Ich möchte bei Hauser nicht übersetzen lassen, finde aber sein Wagnis, eigene Gedichte in fremde Idiome zu übersetzen, sympathisch. Mit den Übersetzern ist's eine eigene Sache. Sie glauben immer, es genüge, wenn sie die andere Sprache können. Darum ist es wirklich nicht viel, wenn Hauser zwanzig Sprachen beherrscht, und wir, die nur deutsch sprechen, können uns dann eben zwanzigmal schwieriger mit ihm verständigen. Was haben wir denn davon, daß Hauser Gedichte des Li-Tai-Po lesen konnte? Übersetzt er sie in eine ihm fremde Sprache, so ist es ein Trugschluß, zu glauben, sie seien nun deutsch geworden, weil sie nicht mehr chinesisch sind. Zwanzig Sprachen zu beherrschen, ist eine traurige Eigenschaft, die den, der sie besitzt, früh welken macht. Was hat er von seinem Leben, wenn er immer Acht geben muß, daß ihm keine Verwechslung passiert? Unter allen Umständen mag eine solche Gabe den Betroffenen oft in Verlegenheit bringen, weil sich die Passagiere nur zu leicht versucht fühlen, ihn auch nach den Zugsverbindungen zu fragen. Nie jedoch würde es mir in den Sinn kommen, mir von einem athenischen Hotelportier die Odyssee übersetzen zu lassen. Am tragischen Fall Trebitsch hat es sich gezeigt. Zwischen dem Englischen und dem Deutschen war plötzlich jede Verständigung unterbrochen, und wenn wir auch nicht gerade bedauern mußten, daß uns die Kenntnis des dubiosen Herrn Shaw erschwert wurde, so war doch am Deutschen eine unerlaubte Handlung verübt worden. Wozu übersetzen? Es heißt eine Fliege mit zwei Schlägen treffen. Die Herren sollen, wenn sie Courage haben, in Privathäusern Lektionen geben. Mir kann's ja egal sein, was mit dem Portugiesischen geschieht; daß sich mit dem Deutschen nicht spaßen läßt, weiß ich zufällig. Wenn sich aber zwanzig Sprachen von Herrn Hauser beherrschen lassen, so geschieht ihnen recht.

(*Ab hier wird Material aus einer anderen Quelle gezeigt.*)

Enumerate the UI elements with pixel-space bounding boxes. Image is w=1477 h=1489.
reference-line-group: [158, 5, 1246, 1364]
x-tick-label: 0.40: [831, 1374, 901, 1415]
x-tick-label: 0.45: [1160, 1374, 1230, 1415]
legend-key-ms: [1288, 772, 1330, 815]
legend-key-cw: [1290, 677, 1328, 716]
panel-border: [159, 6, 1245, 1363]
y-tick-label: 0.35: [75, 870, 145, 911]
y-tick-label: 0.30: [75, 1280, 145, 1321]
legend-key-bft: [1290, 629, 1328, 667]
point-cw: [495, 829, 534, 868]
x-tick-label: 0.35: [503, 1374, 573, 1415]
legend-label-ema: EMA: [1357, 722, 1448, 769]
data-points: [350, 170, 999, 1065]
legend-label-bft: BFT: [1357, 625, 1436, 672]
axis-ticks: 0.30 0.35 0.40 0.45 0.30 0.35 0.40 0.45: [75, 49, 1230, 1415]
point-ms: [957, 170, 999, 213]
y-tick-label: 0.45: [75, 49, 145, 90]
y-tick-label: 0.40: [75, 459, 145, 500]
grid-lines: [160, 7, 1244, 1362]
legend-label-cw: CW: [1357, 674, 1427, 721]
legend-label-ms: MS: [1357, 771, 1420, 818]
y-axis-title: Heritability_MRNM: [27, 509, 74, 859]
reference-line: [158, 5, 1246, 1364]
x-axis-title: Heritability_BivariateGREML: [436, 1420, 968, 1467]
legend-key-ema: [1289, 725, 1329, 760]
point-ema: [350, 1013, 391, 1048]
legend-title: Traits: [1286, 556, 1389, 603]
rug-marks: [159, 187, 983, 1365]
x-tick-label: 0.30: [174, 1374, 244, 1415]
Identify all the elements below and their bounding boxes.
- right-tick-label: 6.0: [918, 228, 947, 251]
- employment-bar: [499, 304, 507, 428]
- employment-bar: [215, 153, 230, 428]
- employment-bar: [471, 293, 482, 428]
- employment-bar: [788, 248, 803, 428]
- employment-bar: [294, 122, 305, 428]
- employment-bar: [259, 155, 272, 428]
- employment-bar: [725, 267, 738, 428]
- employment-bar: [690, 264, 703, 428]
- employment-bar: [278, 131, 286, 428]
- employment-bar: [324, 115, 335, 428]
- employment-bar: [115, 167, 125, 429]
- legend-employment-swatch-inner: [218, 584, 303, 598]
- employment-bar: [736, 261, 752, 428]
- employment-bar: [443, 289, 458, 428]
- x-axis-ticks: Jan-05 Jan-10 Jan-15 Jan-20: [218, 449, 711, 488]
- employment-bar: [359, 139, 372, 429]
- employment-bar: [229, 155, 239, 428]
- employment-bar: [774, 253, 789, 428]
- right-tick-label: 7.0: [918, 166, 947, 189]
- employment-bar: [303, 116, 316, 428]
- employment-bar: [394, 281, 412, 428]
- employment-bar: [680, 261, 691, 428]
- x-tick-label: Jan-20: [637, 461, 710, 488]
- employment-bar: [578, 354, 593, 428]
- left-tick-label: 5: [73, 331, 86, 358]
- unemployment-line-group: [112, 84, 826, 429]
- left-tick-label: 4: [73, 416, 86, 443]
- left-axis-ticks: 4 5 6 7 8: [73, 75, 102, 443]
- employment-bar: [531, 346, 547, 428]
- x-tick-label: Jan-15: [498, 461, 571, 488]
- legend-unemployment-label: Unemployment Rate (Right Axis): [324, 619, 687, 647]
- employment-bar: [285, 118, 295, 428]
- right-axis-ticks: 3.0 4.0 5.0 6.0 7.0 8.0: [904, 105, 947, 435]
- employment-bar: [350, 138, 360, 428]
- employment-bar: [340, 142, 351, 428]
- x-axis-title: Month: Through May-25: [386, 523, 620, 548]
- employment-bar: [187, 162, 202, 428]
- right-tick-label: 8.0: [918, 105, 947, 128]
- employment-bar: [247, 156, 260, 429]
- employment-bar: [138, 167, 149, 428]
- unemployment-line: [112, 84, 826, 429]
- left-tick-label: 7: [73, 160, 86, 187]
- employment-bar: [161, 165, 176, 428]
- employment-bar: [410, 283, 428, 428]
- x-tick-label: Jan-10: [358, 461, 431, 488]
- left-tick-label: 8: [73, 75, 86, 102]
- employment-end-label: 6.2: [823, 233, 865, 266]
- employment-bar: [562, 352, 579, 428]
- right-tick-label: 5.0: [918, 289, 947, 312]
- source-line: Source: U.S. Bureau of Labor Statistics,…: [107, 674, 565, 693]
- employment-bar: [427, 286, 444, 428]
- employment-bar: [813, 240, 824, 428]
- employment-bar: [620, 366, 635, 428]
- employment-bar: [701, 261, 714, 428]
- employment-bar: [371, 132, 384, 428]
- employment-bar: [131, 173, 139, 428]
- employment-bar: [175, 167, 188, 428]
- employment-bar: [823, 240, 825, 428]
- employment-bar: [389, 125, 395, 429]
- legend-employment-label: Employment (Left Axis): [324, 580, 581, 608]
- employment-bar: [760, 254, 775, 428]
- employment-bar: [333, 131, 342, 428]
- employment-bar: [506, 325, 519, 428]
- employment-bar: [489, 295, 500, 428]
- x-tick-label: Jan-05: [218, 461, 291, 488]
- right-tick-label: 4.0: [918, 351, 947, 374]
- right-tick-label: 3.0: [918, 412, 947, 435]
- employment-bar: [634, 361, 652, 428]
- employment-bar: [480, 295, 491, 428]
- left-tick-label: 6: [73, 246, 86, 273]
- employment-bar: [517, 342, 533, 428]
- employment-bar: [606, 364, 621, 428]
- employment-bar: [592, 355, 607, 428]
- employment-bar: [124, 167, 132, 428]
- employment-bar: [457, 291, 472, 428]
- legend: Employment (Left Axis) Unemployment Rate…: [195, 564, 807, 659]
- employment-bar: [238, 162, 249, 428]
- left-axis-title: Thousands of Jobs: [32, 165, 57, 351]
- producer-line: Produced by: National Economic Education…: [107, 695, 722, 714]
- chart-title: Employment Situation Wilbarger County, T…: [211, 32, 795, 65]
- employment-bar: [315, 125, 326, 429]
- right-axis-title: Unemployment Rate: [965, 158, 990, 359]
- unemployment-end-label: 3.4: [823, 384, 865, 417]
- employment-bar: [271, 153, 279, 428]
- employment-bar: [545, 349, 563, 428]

Aus einer Literaturkritik:

Kein Zweifel, die Novellenfolge bietet ein gutes Diner: die obligate Suppe, diskret, nur ein paar Löffel, ein Glas Sherry darin – ein sanfter Fisch, ein leicht verdauliches Entree, ein sorgsam gebratenes Fleisch mit der Jahreszeit entsprechenden Gemüsen – noch eine Platte Spargel, dann Eis –; aber, wie nach solchen Diners, ist man am Ende des Buches noch hungrig. Es war alles ganz gut, aber es war nichts, wobei man sagen müßte: deliziös! Oder, um diesen prosaischen Vergleich zu beenden: Der »Falke« dieser Novellen ist ein ausgestopfter, ein konservierter Falke ... Sorrent, das Meer – das ist mit echter Meisterschaft gemalt. Knapp, statt gedankenvoll. Lassen die anderen Erzählungen zuweilen daran denken, daß die Vorwürfe zu ihnen Brosamen von einem reichen Tisch sind – der »kindliche Knabe« ist vollwertige Produktion.

Bitte auch etwas Speisepulver!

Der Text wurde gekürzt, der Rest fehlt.